Após se refugiar no Brasil, congolês sonha em ser astro do basquete

quinta-feira, abril 24, 2014

Congolês Al aguarda aprovação de pedido de refúgio no Brasil. Foto: Caio Kenji/G1

Congolês Al aguarda aprovação de pedido de refúgio no Brasil. Foto: Caio Kenji/G1

O congolês Al, de 18 anos, chora até hoje ao se lembrar do dia em que uma tragédia na família o fez deixar sua cidade natal, Goma, no leste da República Democrática do Congo. Morador de uma área de conflito, ele diz que a irmã foi estuprada por integrantes das forças armadas de Ruanda, país vizinho que cobiça a região de Goma por sua riqueza mineral.

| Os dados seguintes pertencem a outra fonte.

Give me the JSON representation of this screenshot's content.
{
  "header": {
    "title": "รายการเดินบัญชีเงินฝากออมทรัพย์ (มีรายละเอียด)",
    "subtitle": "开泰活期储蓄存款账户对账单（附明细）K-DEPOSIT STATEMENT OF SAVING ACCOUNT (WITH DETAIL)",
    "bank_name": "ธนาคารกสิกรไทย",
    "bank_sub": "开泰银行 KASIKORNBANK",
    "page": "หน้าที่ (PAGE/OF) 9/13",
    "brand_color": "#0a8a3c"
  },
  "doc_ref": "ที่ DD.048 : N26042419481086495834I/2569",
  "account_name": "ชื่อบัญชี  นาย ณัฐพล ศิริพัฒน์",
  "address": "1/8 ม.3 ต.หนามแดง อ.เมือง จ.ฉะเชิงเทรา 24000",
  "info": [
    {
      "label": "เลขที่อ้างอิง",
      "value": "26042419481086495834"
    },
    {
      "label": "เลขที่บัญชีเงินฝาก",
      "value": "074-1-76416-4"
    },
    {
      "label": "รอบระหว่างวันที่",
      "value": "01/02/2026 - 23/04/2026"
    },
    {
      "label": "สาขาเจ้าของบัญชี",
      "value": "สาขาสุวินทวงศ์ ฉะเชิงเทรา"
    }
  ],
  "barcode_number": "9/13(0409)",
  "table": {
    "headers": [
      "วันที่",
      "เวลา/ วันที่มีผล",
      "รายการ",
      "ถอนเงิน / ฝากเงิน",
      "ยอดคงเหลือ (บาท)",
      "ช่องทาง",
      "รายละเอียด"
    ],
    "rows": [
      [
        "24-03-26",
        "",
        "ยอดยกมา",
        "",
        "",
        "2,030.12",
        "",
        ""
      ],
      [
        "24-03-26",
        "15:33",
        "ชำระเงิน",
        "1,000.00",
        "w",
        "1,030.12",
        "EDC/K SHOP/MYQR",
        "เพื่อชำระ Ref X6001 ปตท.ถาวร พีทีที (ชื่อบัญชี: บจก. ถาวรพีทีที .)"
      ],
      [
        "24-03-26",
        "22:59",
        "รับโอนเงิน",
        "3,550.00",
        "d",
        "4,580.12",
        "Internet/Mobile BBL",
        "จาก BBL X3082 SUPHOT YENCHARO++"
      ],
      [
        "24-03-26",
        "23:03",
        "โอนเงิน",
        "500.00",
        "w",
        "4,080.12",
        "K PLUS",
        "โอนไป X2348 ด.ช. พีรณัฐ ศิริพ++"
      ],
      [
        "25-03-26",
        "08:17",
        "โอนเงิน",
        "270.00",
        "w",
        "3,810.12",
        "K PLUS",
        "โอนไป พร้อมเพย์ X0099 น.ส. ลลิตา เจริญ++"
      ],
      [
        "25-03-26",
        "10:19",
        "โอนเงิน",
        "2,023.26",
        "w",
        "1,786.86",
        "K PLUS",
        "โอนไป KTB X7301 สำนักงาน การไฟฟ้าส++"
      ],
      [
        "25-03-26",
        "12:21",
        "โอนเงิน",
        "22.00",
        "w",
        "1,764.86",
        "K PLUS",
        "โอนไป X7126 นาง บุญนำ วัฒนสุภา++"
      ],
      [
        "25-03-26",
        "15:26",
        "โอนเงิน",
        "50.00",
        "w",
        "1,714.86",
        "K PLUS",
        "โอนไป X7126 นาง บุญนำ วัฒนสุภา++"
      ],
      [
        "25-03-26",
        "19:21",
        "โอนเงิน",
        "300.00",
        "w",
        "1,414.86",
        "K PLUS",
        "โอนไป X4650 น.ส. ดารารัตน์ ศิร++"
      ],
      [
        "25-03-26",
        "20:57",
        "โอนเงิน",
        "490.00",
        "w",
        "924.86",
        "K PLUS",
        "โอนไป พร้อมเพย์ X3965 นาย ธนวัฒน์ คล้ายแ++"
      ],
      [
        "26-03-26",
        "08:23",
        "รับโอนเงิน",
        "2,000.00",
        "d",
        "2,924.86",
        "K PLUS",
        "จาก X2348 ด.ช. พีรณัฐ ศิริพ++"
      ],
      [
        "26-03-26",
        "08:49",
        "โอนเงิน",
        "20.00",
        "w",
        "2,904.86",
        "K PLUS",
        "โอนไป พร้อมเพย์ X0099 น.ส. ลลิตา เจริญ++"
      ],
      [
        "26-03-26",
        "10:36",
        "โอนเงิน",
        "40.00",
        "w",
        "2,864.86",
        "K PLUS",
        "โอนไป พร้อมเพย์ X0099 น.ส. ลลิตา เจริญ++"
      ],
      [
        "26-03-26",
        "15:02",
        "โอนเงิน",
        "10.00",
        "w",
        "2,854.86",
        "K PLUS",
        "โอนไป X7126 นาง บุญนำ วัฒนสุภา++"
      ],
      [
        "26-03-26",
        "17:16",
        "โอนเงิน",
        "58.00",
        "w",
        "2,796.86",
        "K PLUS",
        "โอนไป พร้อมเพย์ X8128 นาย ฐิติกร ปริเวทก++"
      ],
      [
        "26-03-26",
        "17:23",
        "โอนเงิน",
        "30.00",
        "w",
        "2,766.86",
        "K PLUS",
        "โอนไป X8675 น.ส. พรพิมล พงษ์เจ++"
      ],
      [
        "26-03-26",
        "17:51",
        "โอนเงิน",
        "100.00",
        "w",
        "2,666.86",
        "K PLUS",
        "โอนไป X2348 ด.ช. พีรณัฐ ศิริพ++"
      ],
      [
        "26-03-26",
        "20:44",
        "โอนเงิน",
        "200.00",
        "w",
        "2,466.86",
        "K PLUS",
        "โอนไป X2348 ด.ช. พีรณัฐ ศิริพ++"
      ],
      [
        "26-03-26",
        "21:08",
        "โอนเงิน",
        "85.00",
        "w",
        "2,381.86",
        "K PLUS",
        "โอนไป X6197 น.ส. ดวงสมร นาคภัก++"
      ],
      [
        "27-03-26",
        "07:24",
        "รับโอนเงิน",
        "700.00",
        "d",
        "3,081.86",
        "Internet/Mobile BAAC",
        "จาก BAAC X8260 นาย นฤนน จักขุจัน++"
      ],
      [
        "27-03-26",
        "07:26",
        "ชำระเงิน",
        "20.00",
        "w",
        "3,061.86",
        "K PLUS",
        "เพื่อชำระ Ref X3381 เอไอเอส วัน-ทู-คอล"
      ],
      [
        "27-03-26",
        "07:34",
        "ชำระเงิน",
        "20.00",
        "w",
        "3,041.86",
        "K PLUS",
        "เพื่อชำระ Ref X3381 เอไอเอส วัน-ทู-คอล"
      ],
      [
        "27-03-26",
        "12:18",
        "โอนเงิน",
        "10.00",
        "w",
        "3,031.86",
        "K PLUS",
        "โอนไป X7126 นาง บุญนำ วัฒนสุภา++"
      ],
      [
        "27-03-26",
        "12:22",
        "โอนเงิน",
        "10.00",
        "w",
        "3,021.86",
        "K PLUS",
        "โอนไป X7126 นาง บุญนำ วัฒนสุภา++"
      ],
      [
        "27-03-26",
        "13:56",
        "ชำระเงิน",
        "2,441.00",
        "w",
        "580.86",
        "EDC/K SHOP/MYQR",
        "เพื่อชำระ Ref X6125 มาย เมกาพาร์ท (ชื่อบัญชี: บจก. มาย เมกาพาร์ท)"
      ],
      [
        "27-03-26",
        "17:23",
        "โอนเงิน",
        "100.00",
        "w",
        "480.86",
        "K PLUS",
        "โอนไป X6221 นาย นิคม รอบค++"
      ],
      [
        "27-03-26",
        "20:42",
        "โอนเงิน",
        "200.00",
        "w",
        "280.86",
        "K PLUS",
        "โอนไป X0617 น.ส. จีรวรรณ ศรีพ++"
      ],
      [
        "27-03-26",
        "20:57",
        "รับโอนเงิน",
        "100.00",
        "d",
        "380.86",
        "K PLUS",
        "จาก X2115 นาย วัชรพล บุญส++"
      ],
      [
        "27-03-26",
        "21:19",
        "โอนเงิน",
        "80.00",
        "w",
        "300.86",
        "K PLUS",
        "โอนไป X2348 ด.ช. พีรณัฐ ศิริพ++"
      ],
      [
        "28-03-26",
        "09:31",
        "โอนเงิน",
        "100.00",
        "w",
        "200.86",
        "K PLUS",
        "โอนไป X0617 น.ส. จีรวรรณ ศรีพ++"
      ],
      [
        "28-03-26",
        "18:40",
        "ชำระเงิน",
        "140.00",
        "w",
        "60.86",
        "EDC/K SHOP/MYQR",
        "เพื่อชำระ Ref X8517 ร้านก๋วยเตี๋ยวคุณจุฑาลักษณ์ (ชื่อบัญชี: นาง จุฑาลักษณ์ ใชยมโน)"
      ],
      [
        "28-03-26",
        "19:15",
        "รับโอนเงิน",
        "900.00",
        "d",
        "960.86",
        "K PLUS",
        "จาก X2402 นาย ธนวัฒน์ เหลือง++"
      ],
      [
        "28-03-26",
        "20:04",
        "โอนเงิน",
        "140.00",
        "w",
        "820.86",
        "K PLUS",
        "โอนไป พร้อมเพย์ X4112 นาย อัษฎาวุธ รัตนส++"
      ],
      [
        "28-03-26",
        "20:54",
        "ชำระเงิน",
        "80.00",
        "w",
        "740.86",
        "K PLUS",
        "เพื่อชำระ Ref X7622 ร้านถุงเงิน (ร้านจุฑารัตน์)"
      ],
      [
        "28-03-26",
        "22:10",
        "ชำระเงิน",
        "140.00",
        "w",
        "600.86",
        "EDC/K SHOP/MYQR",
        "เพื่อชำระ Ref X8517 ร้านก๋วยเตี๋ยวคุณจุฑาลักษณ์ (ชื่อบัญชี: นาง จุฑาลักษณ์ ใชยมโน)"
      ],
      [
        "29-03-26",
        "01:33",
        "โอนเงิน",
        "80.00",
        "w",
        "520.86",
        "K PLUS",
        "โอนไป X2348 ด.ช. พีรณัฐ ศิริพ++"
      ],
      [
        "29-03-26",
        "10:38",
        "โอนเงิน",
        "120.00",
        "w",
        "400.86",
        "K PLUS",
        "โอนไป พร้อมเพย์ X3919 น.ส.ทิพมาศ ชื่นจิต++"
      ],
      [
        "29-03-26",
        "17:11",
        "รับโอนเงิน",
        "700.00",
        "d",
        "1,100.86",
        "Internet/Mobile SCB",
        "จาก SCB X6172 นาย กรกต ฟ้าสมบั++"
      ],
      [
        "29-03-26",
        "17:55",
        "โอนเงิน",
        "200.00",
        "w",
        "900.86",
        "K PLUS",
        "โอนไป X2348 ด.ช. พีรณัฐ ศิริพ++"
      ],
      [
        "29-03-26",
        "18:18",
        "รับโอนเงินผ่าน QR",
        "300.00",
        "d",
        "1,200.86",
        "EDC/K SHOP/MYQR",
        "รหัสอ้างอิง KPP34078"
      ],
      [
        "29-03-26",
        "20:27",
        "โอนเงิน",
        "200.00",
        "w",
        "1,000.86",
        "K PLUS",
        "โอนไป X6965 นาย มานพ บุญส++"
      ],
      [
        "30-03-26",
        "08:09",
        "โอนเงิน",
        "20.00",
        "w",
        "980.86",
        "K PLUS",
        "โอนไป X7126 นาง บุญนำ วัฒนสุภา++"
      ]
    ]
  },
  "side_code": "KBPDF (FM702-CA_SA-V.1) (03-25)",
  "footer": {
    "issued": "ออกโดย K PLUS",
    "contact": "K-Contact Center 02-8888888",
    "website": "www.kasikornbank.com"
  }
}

Segundo Al (cujo nome verdadeiro não será divulgado por questões de segurança), o crime foi apenas um dos cometidos pelos algozes naquele dia. “Quando eles não encontravam coisas para roubar, faziam todo tipo de maldade. Sempre aconteceu isso. Se eu estivesse na casa, eles me pegariam para lutar. Se eu recusasse, seria morto.”

O medo de novos ataques e a instabilidade política no Congo, que há anos passa por uma crise humanitária causada por embates entre governo e opositores do presidente Joseph Kaliba, fizeram com que Al, a irmã, o marido dela e o cunhado decidissem sair de vez do país.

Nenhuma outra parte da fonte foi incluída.